1 Introdução
O presente trabalho, com base na obra de Barbosa Gomes, expõe as diversas formas de discriminação, fixando os contornos e percepções que se tem a respeito de cada uma delas. Adverte-se para a dificuldade de identificá-las, e para com a função do direito na formulação de políticas públicas que se destinam a abolir, senão minimizar, os efeitos perversos das práticas discriminatórias. Nesse contexto, abordam-se a origem e as teorias que deram fundamento às chamadas ações afirmativas. Elabora-se conceito das políticas de ações afirmativas, matizado pela reciprocidade de poder, na concepção de Norberto Bobbio. Alerta-se para os desafios a serem enfrentados por políticas dessa natureza, bem como para a importância do papel da sociedade como um todo na concretização efetiva das diretrizes e objetivos almejados.
2 Desenvolvimento
O direito deve servir como fundamento de políticas estatais voltadas ao combate da discriminação. No entanto, essas políticas somente serão eficazes se bem identificadas as situações discriminatórias e, se de algum modo, neutralizadas, o que exige, a priori, o reconhecimento das diversas formas existentes.
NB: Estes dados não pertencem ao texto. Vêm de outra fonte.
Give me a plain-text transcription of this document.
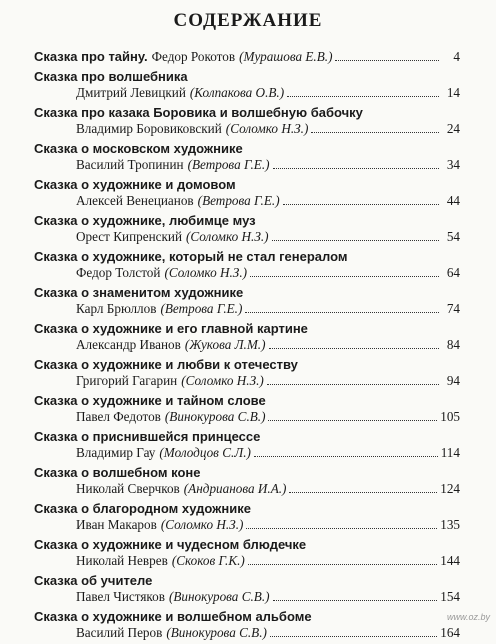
СОДЕРЖАНИЕ
Сказка про тайну. Федор Рокотов (Мурашова Е.В.)	4
Сказка про волшебника
Дмитрий Левицкий (Колпакова О.В.)	14
Сказка про казака Боровика и волшебную бабочку
Владимир Боровиковский (Соломко Н.З.)	24
Сказка о московском художнике
Василий Тропинин (Ветрова Г.Е.)	34
Сказка о художнике и домовом
Алексей Венецианов (Ветрова Г.Е.)	44
Сказка о художнике, любимце муз
Орест Кипренский (Соломко Н.З.)	54
Сказка о художнике, который не стал генералом
Федор Толстой (Соломко Н.З.)	64
Сказка о знаменитом художнике
Карл Брюллов (Ветрова Г.Е.)	74
Сказка о художнике и его главной картине
Александр Иванов (Жукова Л.М.)	84
Сказка о художнике и любви к отечеству
Григорий Гагарин (Соломко Н.З.)	94
Сказка о художнике и тайном слове
Павел Федотов (Винокурова С.В.)	105
Сказка о приснившейся принцессе
Владимир Гау (Молодцов С.Л.)	114
Сказка о волшебном коне
Николай Сверчков (Андрианова И.А.)	124
Сказка о благородном художнике
Иван Макаров (Соломко Н.З.)	135
Сказка о художнике и чудесном блюдечке
Николай Неврев (Скоков Г.К.)	144
Сказка об учителе
Павел Чистяков (Винокурова С.В.)	154
Сказка о художнике и волшебном альбоме
Василий Перов (Винокурова С.В.)	164
www.oz.by
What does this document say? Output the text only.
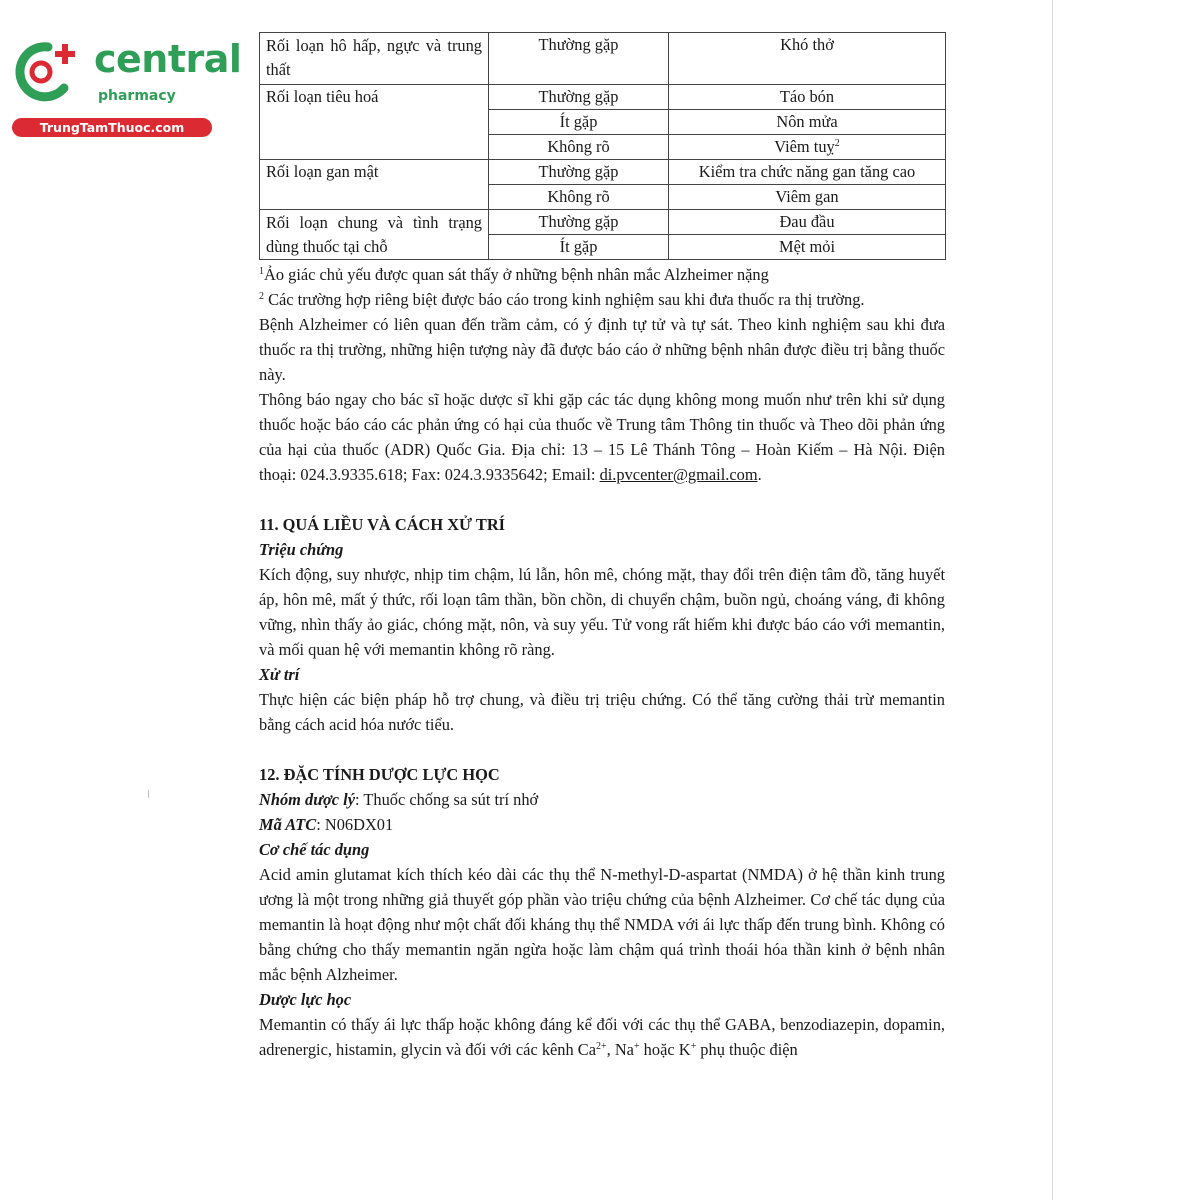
central
pharmacy
TrungTamThuoc.com
Rối loạn hô hấp, ngực và trung thất	Thường gặp	Khó thở
Rối loạn tiêu hoá	Thường gặp	Táo bón
	Ít gặp	Nôn mửa
	Không rõ	Viêm tuỵ$^2$
Rối loạn gan mật	Thường gặp	Kiểm tra chức năng gan tăng cao
	Không rõ	Viêm gan
Rối loạn chung và tình trạng dùng thuốc tại chỗ	Thường gặp	Đau đầu
	Ít gặp	Mệt mỏi

$^1$Ảo giác chủ yếu được quan sát thấy ở những bệnh nhân mắc Alzheimer nặng

$^2$ Các trường hợp riêng biệt được báo cáo trong kinh nghiệm sau khi đưa thuốc ra thị trường.

Bệnh Alzheimer có liên quan đến trầm cảm, có ý định tự tử và tự sát. Theo kinh nghiệm sau khi đưa thuốc ra thị trường, những hiện tượng này đã được báo cáo ở những bệnh nhân được điều trị bằng thuốc này.

Thông báo ngay cho bác sĩ hoặc dược sĩ khi gặp các tác dụng không mong muốn như trên khi sử dụng thuốc hoặc báo cáo các phản ứng có hại của thuốc về Trung tâm Thông tin thuốc và Theo dõi phản ứng của hại của thuốc (ADR) Quốc Gia. Địa chỉ: 13 – 15 Lê Thánh Tông – Hoàn Kiếm – Hà Nội. Điện thoại: 024.3.9335.618; Fax: 024.3.9335642; Email: di.pvcenter@gmail.com.

11. QUÁ LIỀU VÀ CÁCH XỬ TRÍ

Triệu chứng

Kích động, suy nhược, nhịp tim chậm, lú lẫn, hôn mê, chóng mặt, thay đổi trên điện tâm đồ, tăng huyết áp, hôn mê, mất ý thức, rối loạn tâm thần, bồn chồn, di chuyển chậm, buồn ngủ, choáng váng, đi không vững, nhìn thấy ảo giác, chóng mặt, nôn, và suy yếu. Tử vong rất hiếm khi được báo cáo với memantin, và mối quan hệ với memantin không rõ ràng.

Xử trí

Thực hiện các biện pháp hỗ trợ chung, và điều trị triệu chứng. Có thể tăng cường thải trừ memantin bằng cách acid hóa nước tiểu.

12. ĐẶC TÍNH DƯỢC LỰC HỌC

Nhóm dược lý: Thuốc chống sa sút trí nhớ

Mã ATC: N06DX01

Cơ chế tác dụng

Acid amin glutamat kích thích kéo dài các thụ thể N-methyl-D-aspartat (NMDA) ở hệ thần kinh trung ương là một trong những giả thuyết góp phần vào triệu chứng của bệnh Alzheimer. Cơ chế tác dụng của memantin là hoạt động như một chất đối kháng thụ thể NMDA với ái lực thấp đến trung bình. Không có bằng chứng cho thấy memantin ngăn ngừa hoặc làm chậm quá trình thoái hóa thần kinh ở bệnh nhân mắc bệnh Alzheimer.

Dược lực học

Memantin có thấy ái lực thấp hoặc không đáng kể đối với các thụ thể GABA, benzodiazepin, dopamin, adrenergic, histamin, glycin và đối với các kênh $Ca^{2+}$, Na+ hoặc K+ phụ thuộc điện
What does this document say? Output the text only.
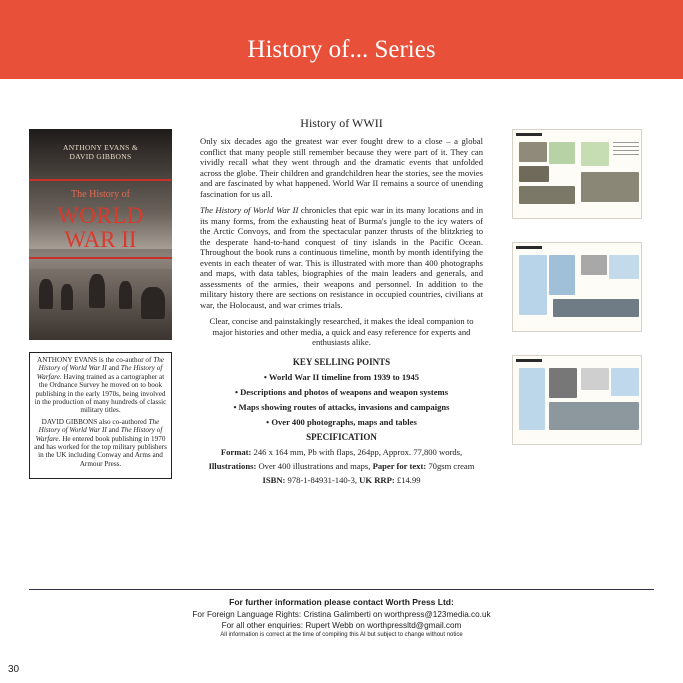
History of... Series
ANTHONY EVANS &
DAVID GIBBONS
The History of
WORLD
WAR II

ANTHONY EVANS is the co-author of The History of World War II and The History of Warfare. Having trained as a cartographer at the Ordnance Survey he moved on to book publishing in the early 1970s, being involved in the production of many hundreds of classic military titles.

DAVID GIBBONS also co-authored The History of World War II and The History of Warfare. He entered book publishing in 1970 and has worked for the top military publishers in the UK including Conway and Arms and Armour Press.

History of WWII

Only six decades ago the greatest war ever fought drew to a close – a global conflict that many people still remember because they were part of it. They can vividly recall what they went through and the dramatic events that unfolded across the globe. Their children and grandchildren hear the stories, see the movies and are fascinated by what happened. World War II remains a source of unending fascination for us all.

The History of World War II chronicles that epic war in its many locations and in its many forms, from the exhausting heat of Burma's jungle to the icy waters of the Arctic Convoys, and from the spectacular panzer thrusts of the blitzkrieg to the desperate hand-to-hand conquest of tiny islands in the Pacific Ocean. Throughout the book runs a continuous timeline, month by month identifying the events in each theater of war. This is illustrated with more than 400 photographs and maps, with data tables, biographies of the main leaders and generals, and assessments of the armies, their weapons and personnel. In addition to the military history there are sections on resistance in occupied countries, civilians at war, the Holocaust, and war crimes trials.

Clear, concise and painstakingly researched, it makes the ideal companion to major histories and other media, a quick and easy reference for experts and enthusiasts alike.

KEY SELLING POINTS
• World War II timeline from 1939 to 1945
• Descriptions and photos of weapons and weapon systems
• Maps showing routes of attacks, invasions and campaigns
• Over 400 photographs, maps and tables
SPECIFICATION
Format: 246 x 164 mm, Pb with flaps, 264pp, Approx. 77,800 words,
Illustrations: Over 400 illustrations and maps, Paper for text: 70gsm cream
ISBN: 978-1-84931-140-3, UK RRP: £14.99
For further information please contact Worth Press Ltd:
For Foreign Language Rights: Cristina Galimberti on worthpress@123media.co.uk
For all other enquiries: Rupert Webb on worthpressltd@gmail.com
All information is correct at the time of compiling this AI but subject to change without notice
30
O tipo mais comum, a discriminação intencional, funda-se em qualquer comportamento discriminatório cujo destinatário, por razões de “raça”, cor, sexo ou qualquer outro fator que o torne diferente da maioria dominante, seja tratado de modo desfavorável intencionalmente. Tais comportamentos ora se apresentam como banais, ora como se recebessem tratamento complacente do direito e, frequentemente, representam resquícios de uma discriminação que tem raízes no passado, a exemplo, da sofrida pelos negros em virtude da escravidão (cf. GOMES, 2001, p. 20).
A discriminação de fato advém do descaso do Poder Público com as diversas realidades existentes, deixando de instituir políticas públicas que levem em conta as condições desiguais de um grupo. No racismo inconsciente, o discriminador desconhece os seus preconceitos (cf. GOMES, 2001, pp. 29-30).
A discriminação por impacto desproporcional, por sua vez, é camuflada, sendo, por isso, de difícil percepção. Ganha contornos com práticas oriundas da esfera privada, mas, também, do Poder Público, inclusive da própria lei, carregando em si um potencial discriminatório, apto a causar danos maléficos sobre certa categoria de pessoas (cf. GOMES, 2001, p. 23).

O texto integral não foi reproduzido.